Animal testing for cosmetics remains legal and commonplace in many parts of the world, including North America. In some countries it is a legal requirement, such as in China, where cosmetics made or sold there have to be tested on animals by law. The good news is that the Cosmetics Directive in Europe means that no finished cosmetics products can be tested on animals, no cosmetics ingredients can be tested on animals, and no animal-tested cosmetics products may be marketed or sold anywhere in Europe, wherever those products have been tested in the world.
However, whilst the Cosmetics Directive gives hope for less animal testing both in Europe and worldwide, other legislation like The European Chemical Agency’s REACH legislation introduced increased safety assessment testing for large quantities of chemical ingredients either manufactured or imported into the EU zone. This testing can involve some animal testing. Alternatives to all forms of animal tests are urgently needed. The process of developing animal free tests, getting them validated and accepted by the science community and finally getting these new non-animal methods written into regulations and legislation needs to be encouraged and sped up. The Lush Prize was introduced to further all these aims.
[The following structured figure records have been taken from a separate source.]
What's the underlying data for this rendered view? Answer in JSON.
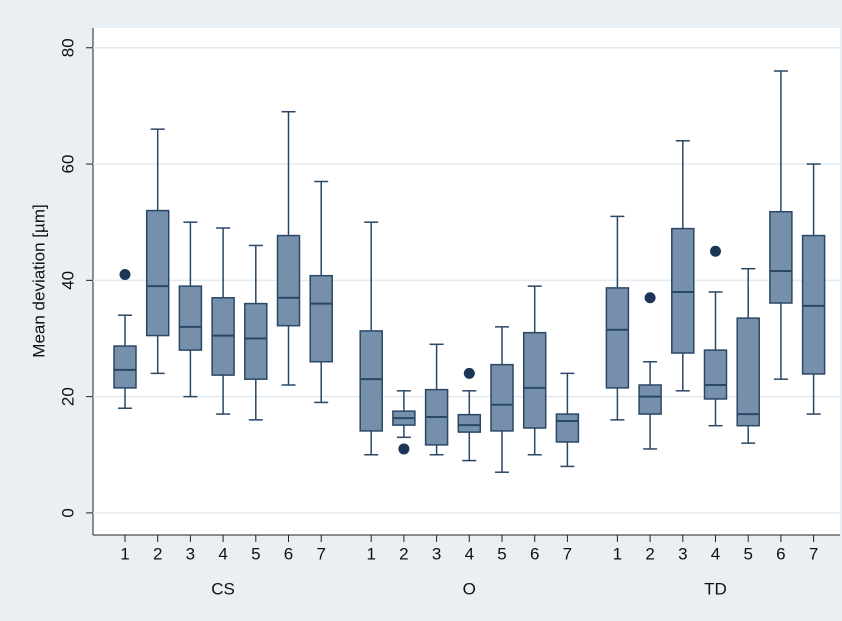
{
  "chart_data": {
    "type": "box",
    "y_label": "Mean deviation [µm]",
    "ylim": [
      -3.8,
      83.4
    ],
    "yticks": [
      0,
      20,
      40,
      60,
      80
    ],
    "grid": true,
    "box_color": "#7690ac",
    "line_color": "#2a4766",
    "outlier_color": "#1d3557",
    "groups": [
      {
        "name": "CS",
        "categories": [
          "1",
          "2",
          "3",
          "4",
          "5",
          "6",
          "7"
        ],
        "boxes": [
          {
            "min": 18,
            "q1": 21.5,
            "median": 24.6,
            "q3": 28.7,
            "max": 34,
            "outliers": [
              41
            ]
          },
          {
            "min": 24,
            "q1": 30.5,
            "median": 39,
            "q3": 52,
            "max": 66
          },
          {
            "min": 20,
            "q1": 28,
            "median": 32,
            "q3": 39,
            "max": 50
          },
          {
            "min": 17,
            "q1": 23.7,
            "median": 30.5,
            "q3": 37,
            "max": 49
          },
          {
            "min": 16,
            "q1": 23,
            "median": 30,
            "q3": 36,
            "max": 46
          },
          {
            "min": 22,
            "q1": 32.2,
            "median": 37,
            "q3": 47.7,
            "max": 69
          },
          {
            "min": 19,
            "q1": 26,
            "median": 36,
            "q3": 40.8,
            "max": 57
          }
        ]
      },
      {
        "name": "O",
        "categories": [
          "1",
          "2",
          "3",
          "4",
          "5",
          "6",
          "7"
        ],
        "boxes": [
          {
            "min": 10,
            "q1": 14.1,
            "median": 23,
            "q3": 31.3,
            "max": 50
          },
          {
            "min": 13,
            "q1": 15.1,
            "median": 16.3,
            "q3": 17.5,
            "max": 21,
            "outliers": [
              11
            ]
          },
          {
            "min": 10,
            "q1": 11.7,
            "median": 16.5,
            "q3": 21.2,
            "max": 29
          },
          {
            "min": 9,
            "q1": 13.9,
            "median": 15.1,
            "q3": 16.9,
            "max": 21,
            "outliers": [
              24
            ]
          },
          {
            "min": 7,
            "q1": 14.1,
            "median": 18.6,
            "q3": 25.5,
            "max": 32
          },
          {
            "min": 10,
            "q1": 14.6,
            "median": 21.5,
            "q3": 31,
            "max": 39
          },
          {
            "min": 8,
            "q1": 12.2,
            "median": 15.8,
            "q3": 17,
            "max": 24
          }
        ]
      },
      {
        "name": "TD",
        "categories": [
          "1",
          "2",
          "3",
          "4",
          "5",
          "6",
          "7"
        ],
        "boxes": [
          {
            "min": 16,
            "q1": 21.5,
            "median": 31.5,
            "q3": 38.7,
            "max": 51
          },
          {
            "min": 11,
            "q1": 17,
            "median": 20,
            "q3": 22,
            "max": 26,
            "outliers": [
              37
            ]
          },
          {
            "min": 21,
            "q1": 27.5,
            "median": 38,
            "q3": 48.9,
            "max": 64
          },
          {
            "min": 15,
            "q1": 19.6,
            "median": 22,
            "q3": 28,
            "max": 38,
            "outliers": [
              45
            ]
          },
          {
            "min": 12,
            "q1": 15,
            "median": 17,
            "q3": 33.5,
            "max": 42
          },
          {
            "min": 23,
            "q1": 36.1,
            "median": 41.6,
            "q3": 51.8,
            "max": 76
          },
          {
            "min": 17,
            "q1": 23.9,
            "median": 35.6,
            "q3": 47.7,
            "max": 60
          }
        ]
      }
    ]
  }
}
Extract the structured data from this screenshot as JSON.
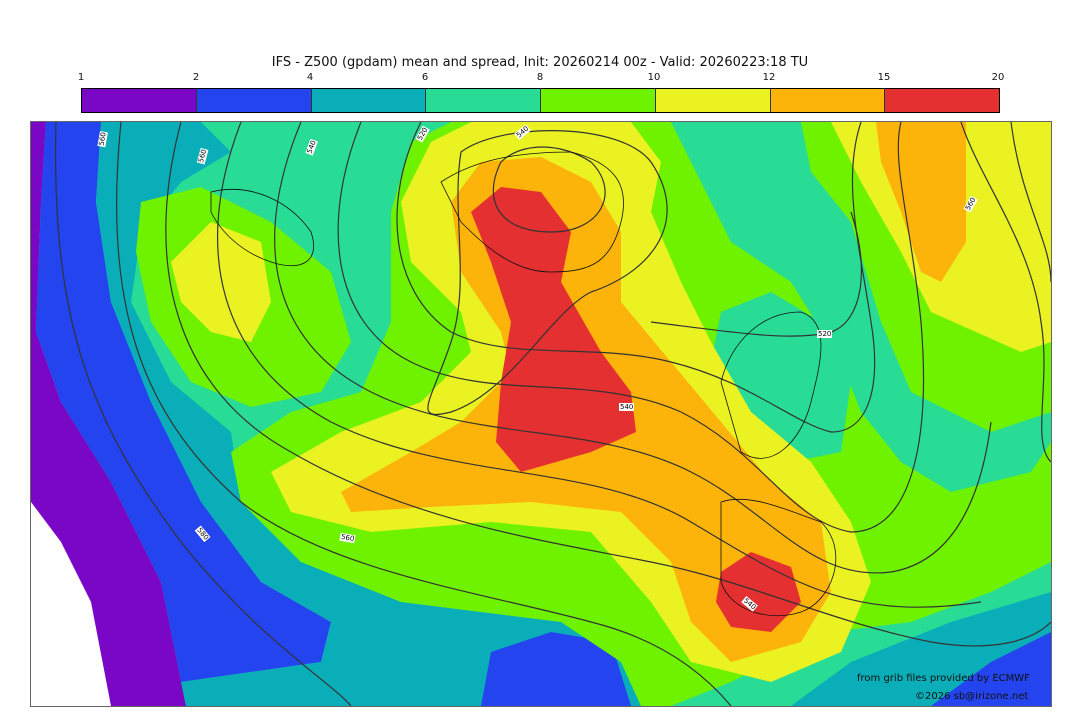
{
  "title": "IFS - Z500 (gpdam) mean and spread, Init: 20260214 00z - Valid: 20260223:18 TU",
  "colorbar": {
    "ticks": [
      "1",
      "2",
      "4",
      "6",
      "8",
      "10",
      "12",
      "15",
      "20"
    ],
    "colors": [
      "#7a06c6",
      "#2444f0",
      "#0aaeb8",
      "#28dc96",
      "#6ef200",
      "#eaf222",
      "#fdb40a",
      "#e43030"
    ]
  },
  "contour_labels": [
    "560",
    "560",
    "540",
    "520",
    "540",
    "520",
    "540",
    "560",
    "540",
    "560",
    "580"
  ],
  "credits": {
    "source": "from grib files provided by ECMWF",
    "copyright": "©2026 sb@irizone.net"
  }
}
The 2016 Lush Prize Conference will discuss how campaigners, industry, scientists and regulators are responding to this issue.
The Lush Prize brings together people from all around the world, from the fields of research, science, training, lobbying, and awareness raising. In that space, they can work together towards the same goal. More than that, the prize gives important funding opportunities, to the tune of £342,000 for 2016, to projects and campaigns that are focused on removing animals from the testing process. The largest prize fund of its kind, the Lush Prize has now provided £1.5 million to scientists and campaigners in 27 countries (including 2016 prize winners), to end animal testing. Lush Ethics Director Hilary Jones says: “There needs to be stuff like the Lush Prize to add some incentive, to give some reward, and to push the issue forward.”